The Conch – moe.
Even when they were recording in their buddy's Buffalo apartment, moe. has always made pretty groovy albums. Rarely have they been afraid to experiment, from their early live/studio hybrid Loaf to the conceptual segues of Wormwood. Their newest, The Conch, follows those paths and more, ultimately leading moe. down a breadcrumb trail that lands them, unfortunately and uncomfortably, to a place almost in the middle of the road. The quintet sometimes sound like a random strum-happy jamband one might encounter at the long-closed Wetlands opening up for, well, moe..
In places, this works to their advantage. "Lost Along the Way" vibes along pleasantly, properly elegiac and twangy. "There wasn't a sound except for the rush of blood inside your head," Al Schnier and Chuck Garvey harmonize evocatively on the chorus (catchy either on its own terms or, perhaps, because it sounds like Phish's "Dirt"). Unfortunately, after a sparkling, entwined guitar duet between the two, which would've been a perfect ending, the tune edges into predictable jamband histrionics and a final chorus whose primary drama comes from Schnier's voice being cranked up in the mix.
Like Wormwood, The Conch is littered with tantalizing one-minute interstitals — including the chaos-happy title cut, the brief jam on "Tubing the River Styx," the mysterious Talking Heads-like chanting of "y eaux Massa," and the dripping trip-hop of "The Col" — but most just set-up more plodding, mid-tempo hippie pop. The introduction and subsequent verses to the album-closing "Brittle End" are sparse and beautiful. Without the drums, Rob Derhak’s melody might even approach shimmering Radiohead territory. The drums, which recall the needless thunder of 1980s Jerry Garcia ballads, prevent the song from reaching the ethereal, lashing it to a platonic arena somewhere.

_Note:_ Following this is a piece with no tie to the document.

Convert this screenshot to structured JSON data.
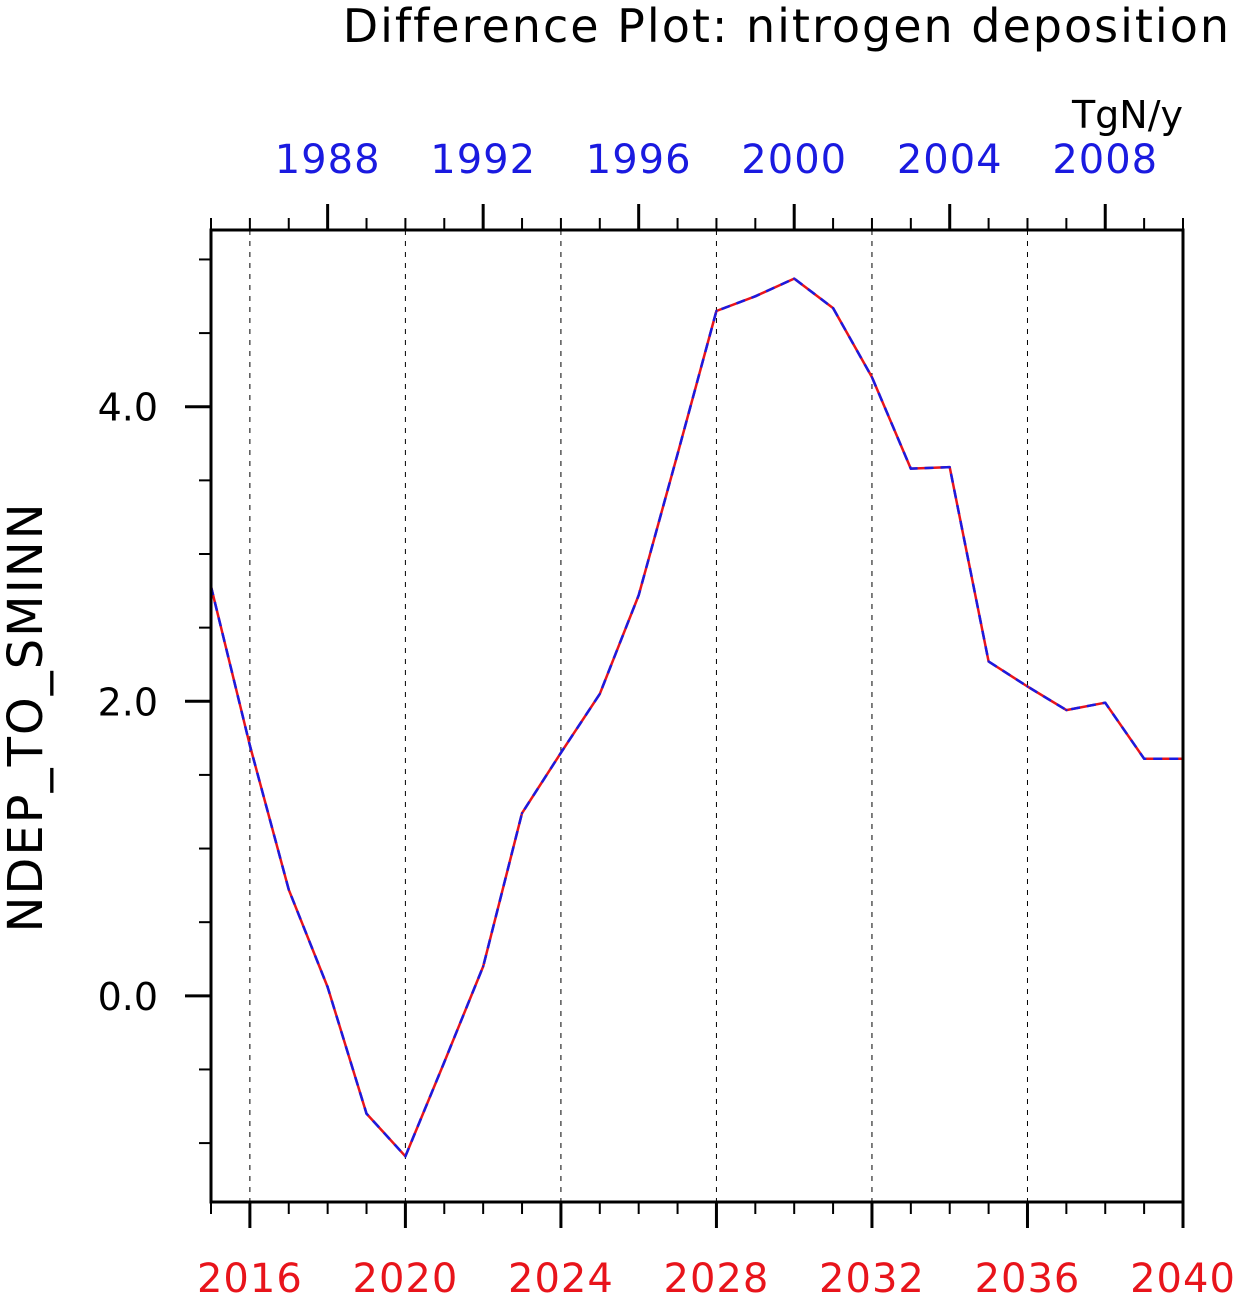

There's intra-song experimentation, too, though it is often buried, like the warm electronic textures burbling too far below the surface of Derhak's bongo-dehanced suicide meditation "Another One Gone," and the unneeded news samples tucked below an otherwise fantastic guitar breakdown on "Tailspin." Chuck Garvey's "Wind It Up," meanwhile, alternates between half-speed "You Enjoy Myself" ballet and a mellow electronic groove (eventually delivering on the former). Where the album rocks, though, it only does so in quotation marks: "Tailspin" and "The Pit" both boogie meancingly, but neither rises on its hind legs. Besides a good use of Jim Loughlin's vibraphone on the latter, both eventually just sound like Widespread Panic. Fuck that.
Like every moe. album, The Conch is packed with ideas. If it is lacking, it is only through lethargy — but that might not be a turn-off for some. For better or worse, moe. sound unquestionably like themselves, from Al Schnier’s nasal voice and weedlephonic guitar, to Jim Loughlin’s melodic percussion counterpoints. They’re a jamband, and they sound like a jamband. And that’s alright, but — given how much they have going on in their music — they could be so much, um, mo’.